Principale devise échangée dans les points de change informels du pays, l’euro voit sa valeur diminuer progressivement. Les cotations relevées dans les grandes villes, notamment à Alger, traduisent un affaiblissement continu de la devise européenne par rapport à la monnaie nationale.
Concrètement, la monnaie européenne se négociait, le mardi 28 juillet 2026, à 275 dinars à la vente. Cela représente une progression de 5 centimes sur la journée précédente et de 10 centimes sur l’avant-veille. À l’achat, l’euro s’échangeait autour de 273 dinars dans plusieurs bureaux informels, en particulier au Square Port Saïd, dans la capitale.
Le recul de l’euro se confirme sur le marché parallèle
Cette dynamique tranche avec la position dominante que l’euro occupe habituellement dans les transactions du marché parallèle algérien. La devise reste très demandée, portée par les liens économiques et humains qui unissent l’Algérie à plusieurs États européens.
La France figure au premier rang de ces partenaires, en raison de l’importante communauté algérienne qui y réside. Ces flux migratoires et familiaux nourrissent une demande constante en monnaie unique, ce qui explique sa prééminence sur le circuit informel.

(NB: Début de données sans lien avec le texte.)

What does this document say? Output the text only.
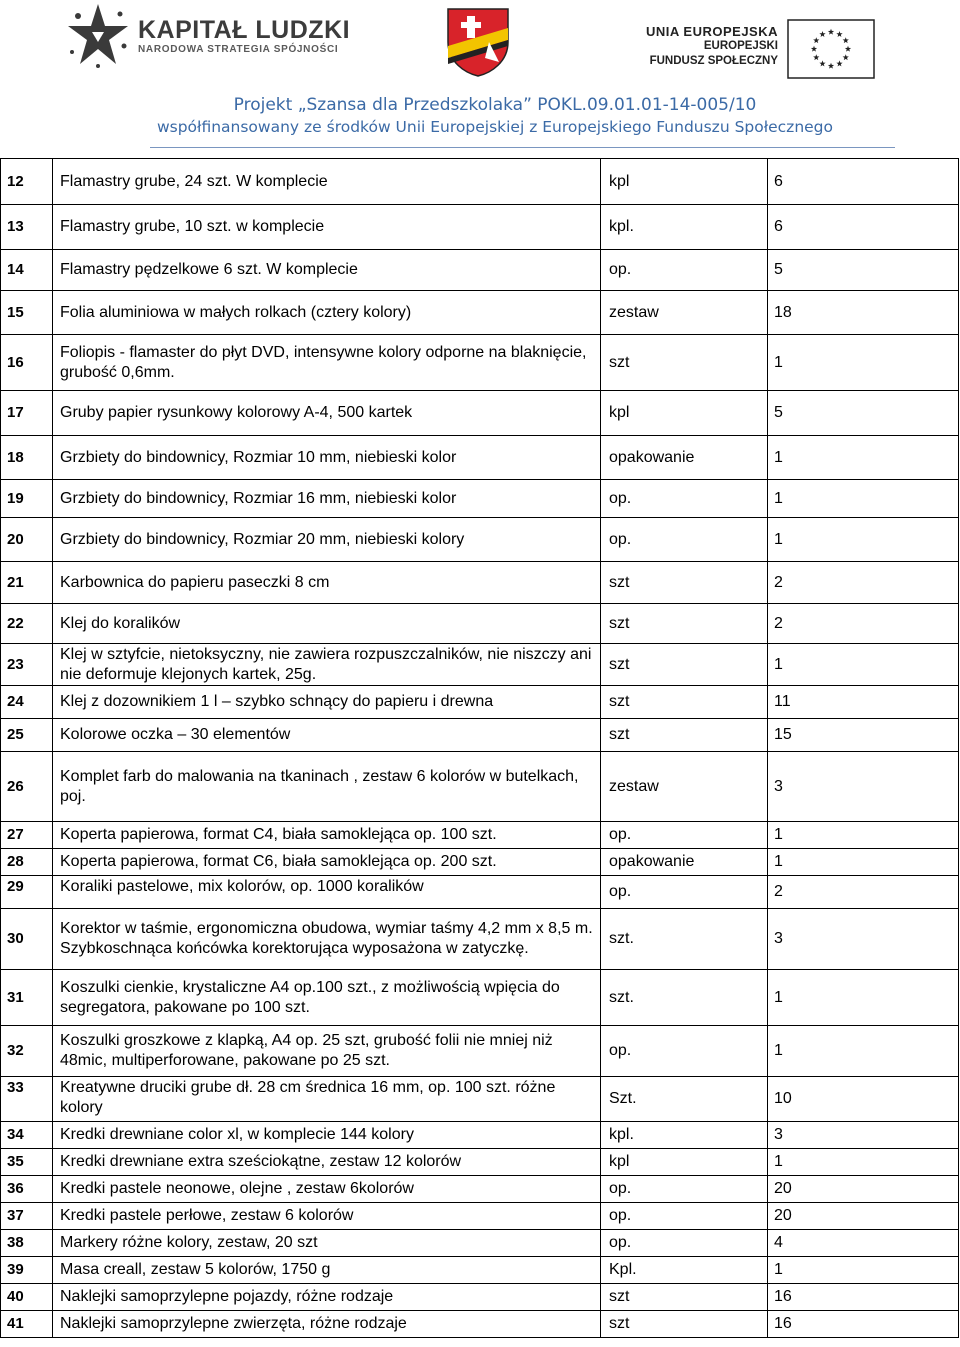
KAPITAŁ LUDZKI
NARODOWA STRATEGIA SPÓJNOŚCI
UNIA EUROPEJSKA
EUROPEJSKI
FUNDUSZ SPOŁECZNY
Projekt „Szansa dla Przedszkolaka” POKL.09.01.01-14-005/10
współfinansowany ze środków Unii Europejskiej z Europejskiego Funduszu Społecznego
12	Flamastry grube, 24 szt. W komplecie	kpl	6
13	Flamastry grube, 10 szt. w komplecie	kpl.	6
14	Flamastry pędzelkowe 6 szt. W komplecie	op.	5
15	Folia aluminiowa w małych rolkach (cztery kolory)	zestaw	18
16	Foliopis - flamaster do płyt DVD, intensywne kolory odporne na blaknięcie, grubość 0,6mm.	szt	1
17	Gruby papier rysunkowy kolorowy A-4, 500 kartek	kpl	5
18	Grzbiety do bindownicy, Rozmiar 10 mm, niebieski kolor	opakowanie	1
19	Grzbiety do bindownicy, Rozmiar 16 mm, niebieski kolor	op.	1
20	Grzbiety do bindownicy, Rozmiar 20 mm, niebieski kolory	op.	1
21	Karbownica do papieru paseczki 8 cm	szt	2
22	Klej do koralików	szt	2
23	Klej w sztyfcie, nietoksyczny, nie zawiera rozpuszczalników, nie niszczy ani nie deformuje klejonych kartek, 25g.	szt	1
24	Klej z dozownikiem 1 l – szybko schnący do papieru i drewna	szt	11
25	Kolorowe oczka – 30 elementów	szt	15
26	Komplet farb do malowania na tkaninach , zestaw 6 kolorów w butelkach, poj.	zestaw	3
27	Koperta papierowa, format C4, biała samoklejąca op. 100 szt.	op.	1
28	Koperta papierowa, format C6, biała samoklejąca op. 200 szt.	opakowanie	1
29	Koraliki pastelowe, mix kolorów, op. 1000 koralików	op.	2
30	Korektor w taśmie, ergonomiczna obudowa, wymiar taśmy 4,2 mm x 8,5 m. Szybkoschnąca końcówka korektorująca wyposażona w zatyczkę.	szt.	3
31	Koszulki cienkie, krystaliczne A4 op.100 szt., z możliwością wpięcia do segregatora, pakowane po 100 szt.	szt.	1
32	Koszulki groszkowe z klapką, A4 op. 25 szt, grubość folii nie mniej niż 48mic, multiperforowane, pakowane po 25 szt.	op.	1
33	Kreatywne druciki grube dł. 28 cm średnica 16 mm, op. 100 szt. różne kolory	Szt.	10
34	Kredki drewniane color xl, w komplecie 144 kolory	kpl.	3
35	Kredki drewniane extra sześciokątne, zestaw 12 kolorów	kpl	1
36	Kredki pastele neonowe, olejne , zestaw 6kolorów	op.	20
37	Kredki pastele perłowe, zestaw 6 kolorów	op.	20
38	Markery różne kolory, zestaw, 20 szt	op.	4
39	Masa creall, zestaw 5 kolorów, 1750 g	Kpl.	1
40	Naklejki samoprzylepne pojazdy, różne rodzaje	szt	16
41	Naklejki samoprzylepne zwierzęta, różne rodzaje	szt	16
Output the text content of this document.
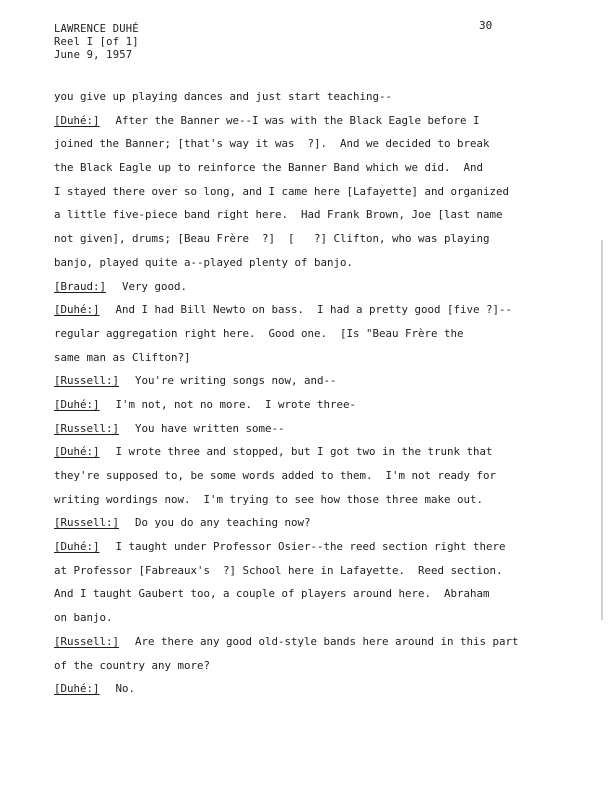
LAWRENCE DUHÉ
Reel I [of 1]
June 9, 1957
30
you give up playing dances and just start teaching--
[Duhé:] After the Banner we--I was with the Black Eagle before I
joined the Banner; [that's way it was  ?].  And we decided to break
the Black Eagle up to reinforce the Banner Band which we did.  And
I stayed there over so long, and I came here [Lafayette] and organized
a little five-piece band right here.  Had Frank Brown, Joe [last name
not given], drums; [Beau Frère  ?]  [   ?] Clifton, who was playing
banjo, played quite a--played plenty of banjo.
[Braud:] Very good.
[Duhé:] And I had Bill Newto on bass.  I had a pretty good [five ?]--
regular aggregation right here.  Good one.  [Is "Beau Frère the
same man as Clifton?]
[Russell:] You're writing songs now, and--
[Duhé:] I'm not, not no more.  I wrote three-
[Russell:] You have written some--
[Duhé:] I wrote three and stopped, but I got two in the trunk that
they're supposed to, be some words added to them.  I'm not ready for
writing wordings now.  I'm trying to see how those three make out.
[Russell:] Do you do any teaching now?
[Duhé:] I taught under Professor Osier--the reed section right there
at Professor [Fabreaux's  ?] School here in Lafayette.  Reed section.
And I taught Gaubert too, a couple of players around here.  Abraham
on banjo.
[Russell:] Are there any good old-style bands here around in this part
of the country any more?
[Duhé:] No.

Le marché parallèle des devises tient une place singulière dans l’économie du pays. Fonctionnant en marge du système bancaire officiel, il répond à des besoins précis liés aux déplacements à l’étranger, aux transferts d’argent et à certaines opérations commerciales.

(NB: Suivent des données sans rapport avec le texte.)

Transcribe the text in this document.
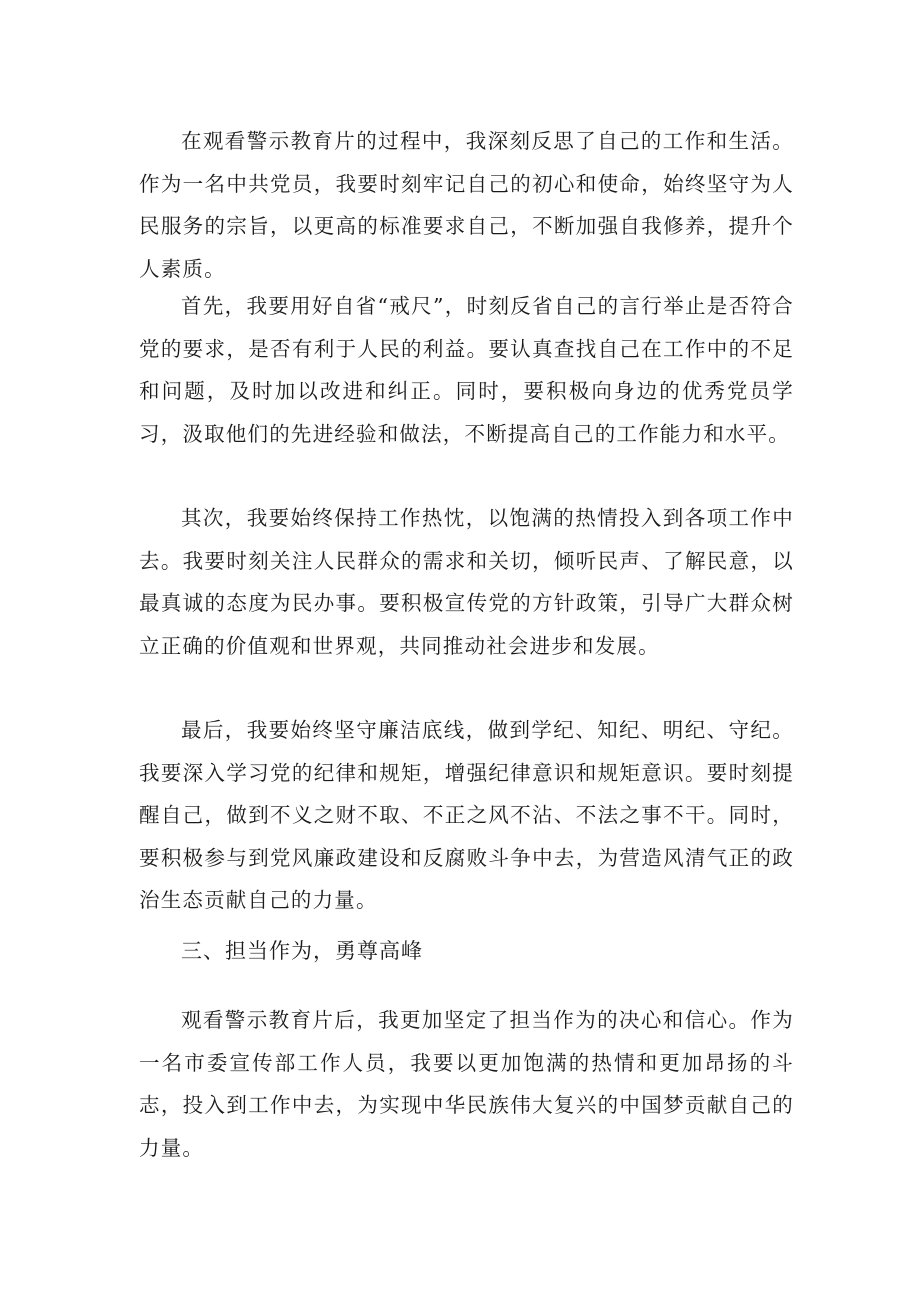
在观看警示教育片的过程中，我深刻反思了自己的工作和生活。作为一名中共党员，我要时刻牢记自己的初心和使命，始终坚守为人民服务的宗旨，以更高的标准要求自己，不断加强自我修养，提升个人素质。

首先，我要用好自省“戒尺”，时刻反省自己的言行举止是否符合党的要求，是否有利于人民的利益。要认真查找自己在工作中的不足和问题，及时加以改进和纠正。同时，要积极向身边的优秀党员学习，汲取他们的先进经验和做法，不断提高自己的工作能力和水平。

其次，我要始终保持工作热忱，以饱满的热情投入到各项工作中去。我要时刻关注人民群众的需求和关切，倾听民声、了解民意，以最真诚的态度为民办事。要积极宣传党的方针政策，引导广大群众树立正确的价值观和世界观，共同推动社会进步和发展。

最后，我要始终坚守廉洁底线，做到学纪、知纪、明纪、守纪。我要深入学习党的纪律和规矩，增强纪律意识和规矩意识。要时刻提醒自己，做到不义之财不取、不正之风不沾、不法之事不干。同时，要积极参与到党风廉政建设和反腐败斗争中去，为营造风清气正的政治生态贡献自己的力量。

三、担当作为，勇尊高峰

观看警示教育片后，我更加坚定了担当作为的决心和信心。作为一名市委宣传部工作人员，我要以更加饱满的热情和更加昂扬的斗志，投入到工作中去，为实现中华民族伟大复兴的中国梦贡献自己的力量。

Plusieurs facteurs influencent l’évolution du change
La récente baisse de l’euro sur le marché noir s’explique par une combinaison de paramètres. Les variations de la demande en devises, les périodes estivales et les besoins ponctuels des voyageurs modifient rapidement les niveaux de cotation observés.
Le volume de devises disponible pèse également sur la formation des prix. Quand davantage de monnaie étrangère circule dans les bureaux informels, la pression sur les taux tend mécaniquement à s’alléger, ce qui favorise le repli constaté.
Le rôle croissant des circuits bancaires officiels
Ce recul survient alors que les autorités algériennes multiplient les initiatives pour renforcer le poids du système bancaire dans les opérations de change. L’objectif affiché consiste à inciter les citoyens à privilégier les canaux réglementés.
À travers ces mesures, l’État cherche à réduire l’ampleur du marché informel, souvent perçu comme un indicateur des difficultés d’accès aux devises. Le renforcement de l’allocation touristique s’inscrit dans cette volonté d’élargir l’offre officielle en euros.
Le marché des devises reste sous étroite surveillance
L’écart entre le taux officiel du dinar et sa cotation sur le marché parallèle demeure un sujet scruté en permanence. Cette différence illustre les tensions durables autour de l’accès aux monnaies étrangères et les habitudes ancrées chez une partie de la population.
Sur le circuit informel, l’euro conserve son statut de monnaie de référence, loin devant d’autres devises comme le dollar américain. Ses fluctuations sont donc considérées comme un baromètre par de nombreux opérateurs économiques.
Cette situation n’est pas propre à l’Algérie. Dans plusieurs pays du Maghreb, les marchés parallèles de devises persistent, alimentés par des besoins similaires liés aux voyages, aux importations et aux transferts de la diaspora installée en Europe.
La tendance actuelle devra toutefois se confirmer dans les prochaines semaines pour prendre valeur de mouvement durable. Les cotations du marché noir restent tributaires de la disponibilité des billets, de la demande saisonnière et des orientations économiques décidées par les pouvoirs publics.